Maintenance personnel

  • The median salary of an industrial maintenance technician came out to $50,440 in 2017 (Bureau of Labor Statistics).
  • The motor vehicle manufacturing industry pays the highest salary for maintenance technicians at $69,830 in 2017 (Bureau of Labor Statistics).
  • Maintenance technicians are most widely employed by the plastics manufacturing industry at 3,830 employees. The next runner up was motor vehicle parts manufacturing with 2,750 workers (Bureau of Labor Statistics).
  • First line supervisors of maintenance workers tend to earn more, averaging at $68,120 per year (Bureau of Labor Statistics).

Time management

  • Out of an average working day, only 24.5% of the average maintenance worker’s time is spent performing productive tasks (Plant Services, 2003).
  • Doing the math for an average maintenance technician based on average salary, the total time spent on unproductive tasks comes out to about $38,082 in labor costs per personnel per year.
  • An estimated 20.9% of wasted time results from travelling to different areas in the facility, with an additional 19.8% resulting from waiting for instructions (Plant Services, 2003).
  • Poor maintenance strategies can reduce a company’s production capacity by as much as 20% (Wollenhaupt, 2017).

Production downtimes

  • Roughly 82% of companies experienced at least one instance of unplanned downtime in the last three years (ServiceMax).
  • A 2005 survey published by Thomas Industry Update found that the average cost of unplanned downtimes in the automotive industry amounted to $22,000 per minute.
  • The average age of industrial assets in the United States is about 20 years, according to the Bureau of Economic Analysis. The number has grown significantly since 1990.
  • Aging equipment is the leading cause of unplanned downtimes at 50%, with lack of time coming in at 14%, according to a 2016 survey by Plant Engineering.

How to use the data

By comparing your own metrics to the data listed above, you can get a clearer idea of where your facility stands in terms of maintenance effectiveness.

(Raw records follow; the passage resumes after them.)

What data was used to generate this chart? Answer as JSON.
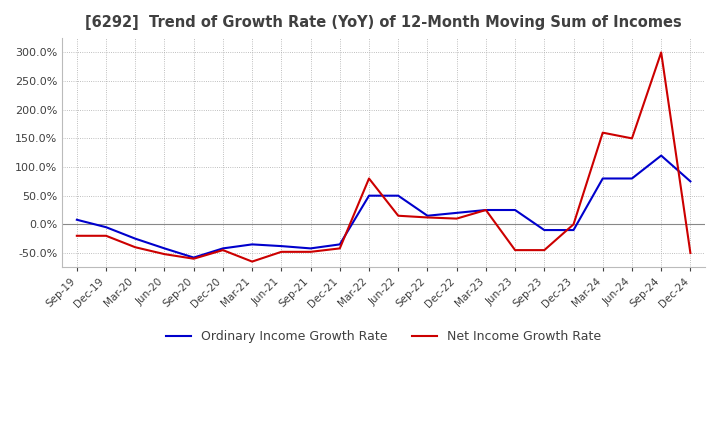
{
  "title": "[6292]  Trend of Growth Rate (YoY) of 12-Month Moving Sum of Incomes",
  "title_color": "#404040",
  "background_color": "#ffffff",
  "grid_color": "#aaaaaa",
  "ylim": [
    -75,
    325
  ],
  "yticks": [
    -50,
    0,
    50,
    100,
    150,
    200,
    250,
    300
  ],
  "x_labels": [
    "Sep-19",
    "Dec-19",
    "Mar-20",
    "Jun-20",
    "Sep-20",
    "Dec-20",
    "Mar-21",
    "Jun-21",
    "Sep-21",
    "Dec-21",
    "Mar-22",
    "Jun-22",
    "Sep-22",
    "Dec-22",
    "Mar-23",
    "Jun-23",
    "Sep-23",
    "Dec-23",
    "Mar-24",
    "Jun-24",
    "Sep-24",
    "Dec-24"
  ],
  "ordinary_income": [
    8,
    -5,
    -25,
    -42,
    -58,
    -42,
    -35,
    -38,
    -42,
    -35,
    50,
    50,
    15,
    20,
    25,
    25,
    -10,
    -10,
    80,
    80,
    120,
    75
  ],
  "net_income": [
    -20,
    -20,
    -40,
    -52,
    -60,
    -45,
    -65,
    -48,
    -48,
    -42,
    80,
    15,
    12,
    10,
    25,
    -45,
    -45,
    0,
    160,
    150,
    300,
    -50
  ],
  "ordinary_color": "#0000cc",
  "net_color": "#cc0000",
  "line_width": 1.5,
  "legend_ordinary": "Ordinary Income Growth Rate",
  "legend_net": "Net Income Growth Rate"
}
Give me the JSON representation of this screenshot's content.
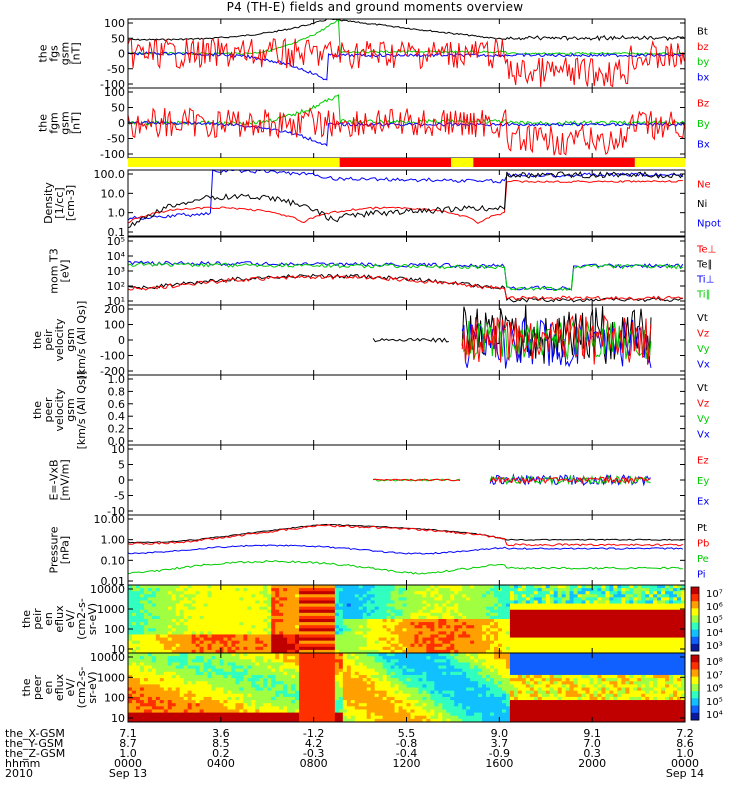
{
  "title": "P4 (TH-E) fields and ground moments overview",
  "time_ticks": [
    "0000",
    "0400",
    "0800",
    "1200",
    "1600",
    "2000",
    "0000"
  ],
  "date_labels": [
    "Sep 13",
    "",
    "",
    "",
    "",
    "",
    "Sep 14"
  ],
  "year": "2010",
  "hhmm_label": "hhmm",
  "ephemeris": [
    {
      "label": "the_X-GSM",
      "values": [
        "7.1",
        "3.6",
        "-1.2",
        "5.5",
        "9.0",
        "9.1",
        "7.2"
      ]
    },
    {
      "label": "the_Y-GSM",
      "values": [
        "8.7",
        "8.5",
        "4.2",
        "-0.8",
        "3.7",
        "7.0",
        "8.6"
      ]
    },
    {
      "label": "the_Z-GSM",
      "values": [
        "1.0",
        "0.2",
        "-0.3",
        "-0.4",
        "-0.9",
        "0.3",
        "1.0"
      ]
    }
  ],
  "chart_data": [
    {
      "type": "line",
      "ylabel": "the fgs gsm [nT]",
      "ylim": [
        -100,
        100
      ],
      "yticks": [
        "100",
        "50",
        "0",
        "-50",
        "-100"
      ],
      "legend": [
        {
          "name": "Bt",
          "color": "#000000"
        },
        {
          "name": "bz",
          "color": "#ff0000"
        },
        {
          "name": "by",
          "color": "#00cc00"
        },
        {
          "name": "bx",
          "color": "#0000ff"
        }
      ]
    },
    {
      "type": "line",
      "ylabel": "the fgm gsm [nT]",
      "ylim": [
        -120,
        120
      ],
      "yticks": [
        "100",
        "50",
        "0",
        "-50",
        "-100"
      ],
      "legend": [
        {
          "name": "Bz",
          "color": "#ff0000"
        },
        {
          "name": "By",
          "color": "#00cc00"
        },
        {
          "name": "Bx",
          "color": "#0000ff"
        }
      ]
    },
    {
      "type": "bar",
      "ylabel": "",
      "mode_bar": true,
      "segments": [
        {
          "from": 0.0,
          "to": 0.38,
          "color": "#ffff00"
        },
        {
          "from": 0.38,
          "to": 0.58,
          "color": "#ff0000"
        },
        {
          "from": 0.58,
          "to": 0.62,
          "color": "#ffff00"
        },
        {
          "from": 0.62,
          "to": 0.91,
          "color": "#ff0000"
        },
        {
          "from": 0.91,
          "to": 1.0,
          "color": "#ffff00"
        }
      ]
    },
    {
      "type": "line",
      "ylabel": "Density [1/cc] [cm-3]",
      "log": true,
      "ylim": [
        0.1,
        100
      ],
      "yticks": [
        "100.0",
        "10.0",
        "1.0",
        "0.1"
      ],
      "legend": [
        {
          "name": "Ne",
          "color": "#ff0000"
        },
        {
          "name": "Ni",
          "color": "#000000"
        },
        {
          "name": "Npot",
          "color": "#0000ff"
        }
      ]
    },
    {
      "type": "line",
      "ylabel": "mom T3 [eV]",
      "log": true,
      "ylim": [
        10,
        100000
      ],
      "yticks": [
        "10⁵",
        "10⁴",
        "10³",
        "10²",
        "10¹"
      ],
      "legend": [
        {
          "name": "Te⊥",
          "color": "#ff0000"
        },
        {
          "name": "Te∥",
          "color": "#000000"
        },
        {
          "name": "Ti⊥",
          "color": "#0000ff"
        },
        {
          "name": "Ti∥",
          "color": "#00cc00"
        }
      ]
    },
    {
      "type": "line",
      "ylabel": "the peir velocity gsm [km/s (All Qs)]",
      "ylim": [
        -200,
        200
      ],
      "yticks": [
        "200",
        "100",
        "0",
        "-100",
        "-200"
      ],
      "legend": [
        {
          "name": "Vt",
          "color": "#000000"
        },
        {
          "name": "Vz",
          "color": "#ff0000"
        },
        {
          "name": "Vy",
          "color": "#00cc00"
        },
        {
          "name": "Vx",
          "color": "#0000ff"
        }
      ]
    },
    {
      "type": "line",
      "ylabel": "the peer velocity gsm [km/s (All Qs)]",
      "ylim": [
        0,
        1
      ],
      "yticks": [
        "1.0",
        "0.8",
        "0.6",
        "0.4",
        "0.2",
        "0.0"
      ],
      "legend": [
        {
          "name": "Vt",
          "color": "#000000"
        },
        {
          "name": "Vz",
          "color": "#ff0000"
        },
        {
          "name": "Vy",
          "color": "#00cc00"
        },
        {
          "name": "Vx",
          "color": "#0000ff"
        }
      ]
    },
    {
      "type": "line",
      "ylabel": "E=-VxB [mV/m]",
      "ylim": [
        -10,
        10
      ],
      "yticks": [
        "10",
        "5",
        "0",
        "-5",
        "-10"
      ],
      "legend": [
        {
          "name": "Ez",
          "color": "#ff0000"
        },
        {
          "name": "Ey",
          "color": "#00cc00"
        },
        {
          "name": "Ex",
          "color": "#0000ff"
        }
      ]
    },
    {
      "type": "line",
      "ylabel": "Pressure [nPa]",
      "log": true,
      "ylim": [
        0.002,
        30
      ],
      "yticks": [
        "10.00",
        "1.00",
        "0.10",
        "0.01"
      ],
      "legend": [
        {
          "name": "Pt",
          "color": "#000000"
        },
        {
          "name": "Pb",
          "color": "#ff0000"
        },
        {
          "name": "Pe",
          "color": "#00cc00"
        },
        {
          "name": "Pi",
          "color": "#0000ff"
        }
      ]
    },
    {
      "type": "heatmap",
      "ylabel": "the peir en eflux eV/ (cm2-s-sr-eV)",
      "log": true,
      "yticks": [
        "10000",
        "1000",
        "100",
        "10"
      ],
      "colorbar_ticks": [
        "10⁷",
        "10⁶",
        "10⁵",
        "10⁴",
        "10³"
      ]
    },
    {
      "type": "heatmap",
      "ylabel": "the peer en eflux eV/ (cm2-s-sr-eV)",
      "log": true,
      "yticks": [
        "10000",
        "1000",
        "100",
        "10"
      ],
      "colorbar_ticks": [
        "10⁸",
        "10⁷",
        "10⁶",
        "10⁵",
        "10⁴"
      ]
    }
  ],
  "panel_labels": [
    [
      "the",
      "fgs",
      "gsm",
      "[nT]"
    ],
    [
      "the",
      "fgm",
      "gsm",
      "[nT]"
    ],
    [],
    [
      "Density",
      "[1/cc]",
      "[cm-3]"
    ],
    [
      "mom T3",
      "[eV]"
    ],
    [
      "the",
      "peir",
      "velocity",
      "gsm",
      "[km/s (All Qs)]"
    ],
    [
      "the",
      "peer",
      "velocity",
      "gsm",
      "[km/s (All Qs)]"
    ],
    [
      "E=-VxB",
      "[mV/m]"
    ],
    [
      "Pressure",
      "[nPa]"
    ],
    [
      "the",
      "peir",
      "en",
      "eflux",
      "eV/",
      "(cm2-s-",
      "sr-eV)"
    ],
    [
      "the",
      "peer",
      "en",
      "eflux",
      "eV/",
      "(cm2-s-",
      "sr-eV)"
    ]
  ]
}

For example, if your maintenance costs seem a little high compared to those listed above, there may be something amiss in your processes. You may be deferring maintenance too often, thereby allowing assets to age too much without regular upkeep, or you may have some inefficiency in personnel management.

It’s also important to note that a general trend may not necessarily apply to your situation. For instance, running equipment to the point of failure without regular maintenance can get expensive from a cost-effectiveness standpoint. However, if you already have aged assets at your site, you’ll need to compare the cost of replacement to that of maintenance. In some cases, an equipment upgrade could make more sense than performing additional repair work.

Ultimately, industrial data can help you make important decisions regarding your maintenance strategies, especially when combined with a thorough understanding of your own metrics.